Gosling made his way topside and coming up that companionway, he started to get a bad feeling. There was no real reason for it. But, regardless, it descended on him and filled him with a bitter sense of hopelessness, an anxiety that left him feeling utterly helpless. He paused there, leaning up against the bulkhead, and he honestly didn’t have the strength to face any of it. Things had already happened that were beyond anything rational and they would keep happening. Keep happening, he figured, until he was drained dry, without an ounce of fight left in him. And that was really the problem, wasn’t it? Gosling was a handson sort of guy. Very blue-collar, very working class. He was not the imaginative sort. His world was very black and white, the perimeters very well-defined. He asked very little of reality other than for it to always be the same.
And now this.
It was just too goddamn much.
He started up the steps again, telling himself in no uncertain terms to suck it in. He was the First and that meant people looked to him. Looked to him for strength and stability. Sometimes, when the going got rough, the First was the only thing standing between chaos and calm.
Gosling came out of the hatch into that boiling fog and right away, he knew there was trouble. Just as something in him had suspected. Somebody was hollering, crying out frantically.

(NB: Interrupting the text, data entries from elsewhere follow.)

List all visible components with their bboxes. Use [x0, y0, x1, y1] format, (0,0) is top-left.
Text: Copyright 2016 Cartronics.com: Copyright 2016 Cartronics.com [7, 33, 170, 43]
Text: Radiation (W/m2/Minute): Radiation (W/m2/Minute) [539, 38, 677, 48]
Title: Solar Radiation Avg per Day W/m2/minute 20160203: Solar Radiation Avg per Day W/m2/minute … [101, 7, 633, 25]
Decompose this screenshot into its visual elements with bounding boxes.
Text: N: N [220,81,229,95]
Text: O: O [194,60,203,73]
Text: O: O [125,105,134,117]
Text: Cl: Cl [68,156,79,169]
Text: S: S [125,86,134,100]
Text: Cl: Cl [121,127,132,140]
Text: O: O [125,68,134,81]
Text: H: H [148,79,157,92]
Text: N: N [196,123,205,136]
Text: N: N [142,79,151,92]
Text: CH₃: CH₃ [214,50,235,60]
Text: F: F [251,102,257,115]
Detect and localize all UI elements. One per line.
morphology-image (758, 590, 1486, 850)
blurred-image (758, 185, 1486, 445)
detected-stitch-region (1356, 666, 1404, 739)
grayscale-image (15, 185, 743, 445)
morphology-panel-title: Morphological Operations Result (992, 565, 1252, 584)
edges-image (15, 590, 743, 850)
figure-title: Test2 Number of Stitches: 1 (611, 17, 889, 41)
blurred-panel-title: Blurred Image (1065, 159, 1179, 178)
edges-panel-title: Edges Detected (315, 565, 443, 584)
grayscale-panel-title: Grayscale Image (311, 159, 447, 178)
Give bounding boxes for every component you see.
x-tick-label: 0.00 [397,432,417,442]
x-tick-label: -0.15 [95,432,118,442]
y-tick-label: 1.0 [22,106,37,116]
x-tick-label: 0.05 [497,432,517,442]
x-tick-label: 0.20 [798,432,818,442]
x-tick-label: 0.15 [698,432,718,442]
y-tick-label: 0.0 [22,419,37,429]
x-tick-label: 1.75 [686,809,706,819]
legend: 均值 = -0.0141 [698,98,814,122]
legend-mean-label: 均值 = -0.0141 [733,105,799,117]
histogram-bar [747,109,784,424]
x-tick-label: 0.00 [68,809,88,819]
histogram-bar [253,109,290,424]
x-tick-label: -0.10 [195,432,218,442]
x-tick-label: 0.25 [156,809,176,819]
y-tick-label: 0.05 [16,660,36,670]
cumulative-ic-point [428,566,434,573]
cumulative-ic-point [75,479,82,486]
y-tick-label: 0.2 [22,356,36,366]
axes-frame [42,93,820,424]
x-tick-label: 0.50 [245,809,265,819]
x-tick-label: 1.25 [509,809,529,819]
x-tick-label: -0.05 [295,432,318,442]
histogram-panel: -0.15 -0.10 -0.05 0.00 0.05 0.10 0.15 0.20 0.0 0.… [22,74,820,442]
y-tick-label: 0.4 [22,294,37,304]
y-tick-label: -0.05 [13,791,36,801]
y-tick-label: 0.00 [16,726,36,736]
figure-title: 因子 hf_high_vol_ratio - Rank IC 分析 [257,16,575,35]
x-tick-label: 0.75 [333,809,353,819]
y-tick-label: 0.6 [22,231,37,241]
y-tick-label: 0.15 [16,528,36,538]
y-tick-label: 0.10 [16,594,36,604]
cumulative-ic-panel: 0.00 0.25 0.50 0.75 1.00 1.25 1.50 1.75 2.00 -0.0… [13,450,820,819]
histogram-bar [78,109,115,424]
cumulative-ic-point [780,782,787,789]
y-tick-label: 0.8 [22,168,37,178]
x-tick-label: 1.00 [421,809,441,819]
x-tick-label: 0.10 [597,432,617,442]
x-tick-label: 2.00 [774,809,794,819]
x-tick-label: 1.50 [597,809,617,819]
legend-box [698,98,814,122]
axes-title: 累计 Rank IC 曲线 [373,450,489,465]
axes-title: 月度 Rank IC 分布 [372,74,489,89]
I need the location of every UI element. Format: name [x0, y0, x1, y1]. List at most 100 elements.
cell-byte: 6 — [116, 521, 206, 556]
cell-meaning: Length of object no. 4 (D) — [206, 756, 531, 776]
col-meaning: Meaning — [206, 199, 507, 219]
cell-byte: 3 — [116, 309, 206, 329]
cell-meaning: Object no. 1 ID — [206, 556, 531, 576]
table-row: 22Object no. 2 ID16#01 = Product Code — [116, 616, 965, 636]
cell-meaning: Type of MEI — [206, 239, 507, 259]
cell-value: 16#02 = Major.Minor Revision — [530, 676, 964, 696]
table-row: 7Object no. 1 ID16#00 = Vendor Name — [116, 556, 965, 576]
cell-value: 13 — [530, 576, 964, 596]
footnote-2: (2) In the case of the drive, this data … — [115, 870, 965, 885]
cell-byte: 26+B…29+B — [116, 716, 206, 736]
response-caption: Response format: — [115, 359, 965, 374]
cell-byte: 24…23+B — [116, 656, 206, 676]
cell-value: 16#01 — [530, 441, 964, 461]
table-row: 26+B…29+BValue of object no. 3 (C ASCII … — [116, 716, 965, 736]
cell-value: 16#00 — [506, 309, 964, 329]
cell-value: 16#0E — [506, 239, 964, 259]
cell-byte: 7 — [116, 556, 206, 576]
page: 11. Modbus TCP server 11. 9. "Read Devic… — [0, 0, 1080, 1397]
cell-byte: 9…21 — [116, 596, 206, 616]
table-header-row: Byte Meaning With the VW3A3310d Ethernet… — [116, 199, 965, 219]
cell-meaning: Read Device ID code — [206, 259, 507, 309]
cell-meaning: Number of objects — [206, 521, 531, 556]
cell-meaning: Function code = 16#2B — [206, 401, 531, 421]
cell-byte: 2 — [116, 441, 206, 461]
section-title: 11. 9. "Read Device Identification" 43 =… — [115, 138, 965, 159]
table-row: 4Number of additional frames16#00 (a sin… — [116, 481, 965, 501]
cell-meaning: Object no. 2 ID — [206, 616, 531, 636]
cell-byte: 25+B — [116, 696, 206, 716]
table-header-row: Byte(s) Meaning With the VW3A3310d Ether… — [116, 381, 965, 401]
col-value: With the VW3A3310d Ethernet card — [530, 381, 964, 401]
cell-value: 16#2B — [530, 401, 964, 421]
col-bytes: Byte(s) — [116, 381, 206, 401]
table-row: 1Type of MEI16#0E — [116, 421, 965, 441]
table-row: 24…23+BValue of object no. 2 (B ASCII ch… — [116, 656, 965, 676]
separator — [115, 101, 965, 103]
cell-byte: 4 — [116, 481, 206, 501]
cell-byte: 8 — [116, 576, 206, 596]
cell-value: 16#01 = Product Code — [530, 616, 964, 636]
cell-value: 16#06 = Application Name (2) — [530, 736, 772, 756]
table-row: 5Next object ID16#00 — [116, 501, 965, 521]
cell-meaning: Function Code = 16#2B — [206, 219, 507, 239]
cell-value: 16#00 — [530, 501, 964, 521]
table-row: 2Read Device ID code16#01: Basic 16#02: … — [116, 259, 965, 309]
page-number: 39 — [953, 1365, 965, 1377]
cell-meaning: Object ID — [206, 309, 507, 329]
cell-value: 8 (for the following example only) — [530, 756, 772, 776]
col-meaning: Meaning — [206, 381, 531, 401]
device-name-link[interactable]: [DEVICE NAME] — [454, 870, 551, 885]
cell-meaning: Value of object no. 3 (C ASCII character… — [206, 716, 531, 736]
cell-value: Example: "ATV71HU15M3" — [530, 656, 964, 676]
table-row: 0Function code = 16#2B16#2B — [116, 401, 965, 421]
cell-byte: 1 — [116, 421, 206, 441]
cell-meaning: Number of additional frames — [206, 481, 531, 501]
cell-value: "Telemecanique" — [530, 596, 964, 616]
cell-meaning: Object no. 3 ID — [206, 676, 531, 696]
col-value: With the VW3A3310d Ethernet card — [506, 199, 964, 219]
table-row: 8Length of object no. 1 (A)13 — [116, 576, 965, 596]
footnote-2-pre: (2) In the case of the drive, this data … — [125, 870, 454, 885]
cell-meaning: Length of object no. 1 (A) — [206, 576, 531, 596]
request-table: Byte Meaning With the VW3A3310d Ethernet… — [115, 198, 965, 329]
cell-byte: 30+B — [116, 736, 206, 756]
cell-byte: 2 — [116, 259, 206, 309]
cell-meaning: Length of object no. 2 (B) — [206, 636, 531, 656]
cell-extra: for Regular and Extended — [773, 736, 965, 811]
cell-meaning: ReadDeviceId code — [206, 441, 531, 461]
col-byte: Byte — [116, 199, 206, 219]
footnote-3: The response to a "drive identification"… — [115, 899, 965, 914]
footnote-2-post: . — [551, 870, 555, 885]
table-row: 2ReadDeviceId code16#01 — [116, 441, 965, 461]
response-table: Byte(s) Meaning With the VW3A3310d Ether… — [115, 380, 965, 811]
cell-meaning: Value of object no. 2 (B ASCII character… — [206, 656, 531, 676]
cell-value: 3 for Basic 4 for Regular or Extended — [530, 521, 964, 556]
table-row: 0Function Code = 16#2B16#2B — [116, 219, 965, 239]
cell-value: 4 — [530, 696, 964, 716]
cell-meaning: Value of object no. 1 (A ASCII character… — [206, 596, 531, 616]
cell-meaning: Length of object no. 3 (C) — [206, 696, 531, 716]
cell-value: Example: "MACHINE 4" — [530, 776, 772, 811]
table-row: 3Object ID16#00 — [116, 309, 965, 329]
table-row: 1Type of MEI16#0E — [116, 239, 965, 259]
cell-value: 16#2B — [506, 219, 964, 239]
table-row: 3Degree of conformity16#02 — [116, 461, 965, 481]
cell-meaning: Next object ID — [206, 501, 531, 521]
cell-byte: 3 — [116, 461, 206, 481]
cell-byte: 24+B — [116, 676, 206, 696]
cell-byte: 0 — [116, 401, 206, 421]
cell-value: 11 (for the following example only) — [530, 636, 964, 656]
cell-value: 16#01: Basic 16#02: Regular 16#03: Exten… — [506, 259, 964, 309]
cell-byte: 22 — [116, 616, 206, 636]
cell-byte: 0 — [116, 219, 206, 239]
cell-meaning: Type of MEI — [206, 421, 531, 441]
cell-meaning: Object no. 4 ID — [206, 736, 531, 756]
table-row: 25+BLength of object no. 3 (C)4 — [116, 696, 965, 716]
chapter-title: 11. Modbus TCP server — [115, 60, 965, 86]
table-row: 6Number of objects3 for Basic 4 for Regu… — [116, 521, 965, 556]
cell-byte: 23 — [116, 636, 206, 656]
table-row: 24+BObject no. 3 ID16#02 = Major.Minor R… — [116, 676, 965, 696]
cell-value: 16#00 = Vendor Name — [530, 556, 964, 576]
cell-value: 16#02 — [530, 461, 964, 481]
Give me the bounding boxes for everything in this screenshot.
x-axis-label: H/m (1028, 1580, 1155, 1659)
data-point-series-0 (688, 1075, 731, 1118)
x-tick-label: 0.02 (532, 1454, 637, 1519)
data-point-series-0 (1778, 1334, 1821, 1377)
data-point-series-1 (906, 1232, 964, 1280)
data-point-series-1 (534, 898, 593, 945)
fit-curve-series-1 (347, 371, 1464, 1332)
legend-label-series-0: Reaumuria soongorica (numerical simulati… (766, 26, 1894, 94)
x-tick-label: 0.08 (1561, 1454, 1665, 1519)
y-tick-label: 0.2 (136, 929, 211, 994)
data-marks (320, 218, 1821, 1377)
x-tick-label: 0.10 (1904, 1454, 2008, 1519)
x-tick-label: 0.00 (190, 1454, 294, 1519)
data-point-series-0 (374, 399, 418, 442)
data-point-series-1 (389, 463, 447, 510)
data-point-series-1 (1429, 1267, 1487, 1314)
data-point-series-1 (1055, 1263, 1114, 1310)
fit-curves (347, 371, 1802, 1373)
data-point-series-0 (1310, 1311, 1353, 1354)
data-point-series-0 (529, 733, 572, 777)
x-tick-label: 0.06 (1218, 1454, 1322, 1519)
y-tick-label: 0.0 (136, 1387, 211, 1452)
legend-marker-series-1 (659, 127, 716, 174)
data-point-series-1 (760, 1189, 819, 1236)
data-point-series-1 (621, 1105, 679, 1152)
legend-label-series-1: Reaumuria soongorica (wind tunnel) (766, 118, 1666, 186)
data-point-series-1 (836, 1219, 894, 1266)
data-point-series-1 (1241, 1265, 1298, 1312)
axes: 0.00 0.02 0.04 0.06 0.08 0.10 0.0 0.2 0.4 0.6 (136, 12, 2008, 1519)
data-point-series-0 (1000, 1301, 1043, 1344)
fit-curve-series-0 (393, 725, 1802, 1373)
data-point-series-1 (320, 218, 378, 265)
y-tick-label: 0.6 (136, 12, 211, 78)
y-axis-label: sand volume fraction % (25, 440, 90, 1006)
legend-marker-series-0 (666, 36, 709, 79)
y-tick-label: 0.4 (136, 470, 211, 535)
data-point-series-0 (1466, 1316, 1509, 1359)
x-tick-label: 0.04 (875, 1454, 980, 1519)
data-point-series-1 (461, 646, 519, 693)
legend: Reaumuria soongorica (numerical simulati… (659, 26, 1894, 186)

“Now fucking what?” Gosling said under his breath.
It was coming from somewhere in front of the superstructure, somewhere out on the bow. Gosling made his way forward, that fog thicker than pillow down. He could hear one of the men shouting about something and then the sound of feet running in his direction. The fog whistle sounded, as it did every few minutes, but this time it made him jump.
One of the deckhands — Pollard — came bounding out of that soup, his eyes wide and wet and his mouth trying to form words.
Gosling took hold of him and slammed him up against the bulkhead. “What in the Christ are you yelling about?” he snapped at him.
“It… it was… I saw… oh Jesus, Mr. Gosling, he was right there and then he was gone and I saw it! I fucking saw it!” He was blabbering on and not making a lick of sense so Gosling shook him like a rag doll. Things like this he could handle. Men out of control, men about to shit their drawers because the sea had kicked their legs out from under them. “There was… there was… shit, I was out on the bow and Burky, you know Burky, First… well he was on watch, out on the bow and something got him! Just fucking grabbed him! He was four feet from me and I saw it, I saw something come out of the fog, First!” He slid down the bulkhead, making a pained, sobbing sound. He couldn’t seem to catch his breath. “It came out of the fog and grabbed Burky! Pulled him away and there wasn’t anything I could do!”
Gosling pulled him to his feet. “All right, take it easy. Take a deep breath. I think you’re hyperventilating, by Christ.”
Pollard was just a kid. This was his second run on the Mara Corday. He’d spent a couple years in the Coast Guard and signed on as a deckhand, wanted nothing better than to get his mate’s ticket. He chewed his lips, pulling air hard through his nose.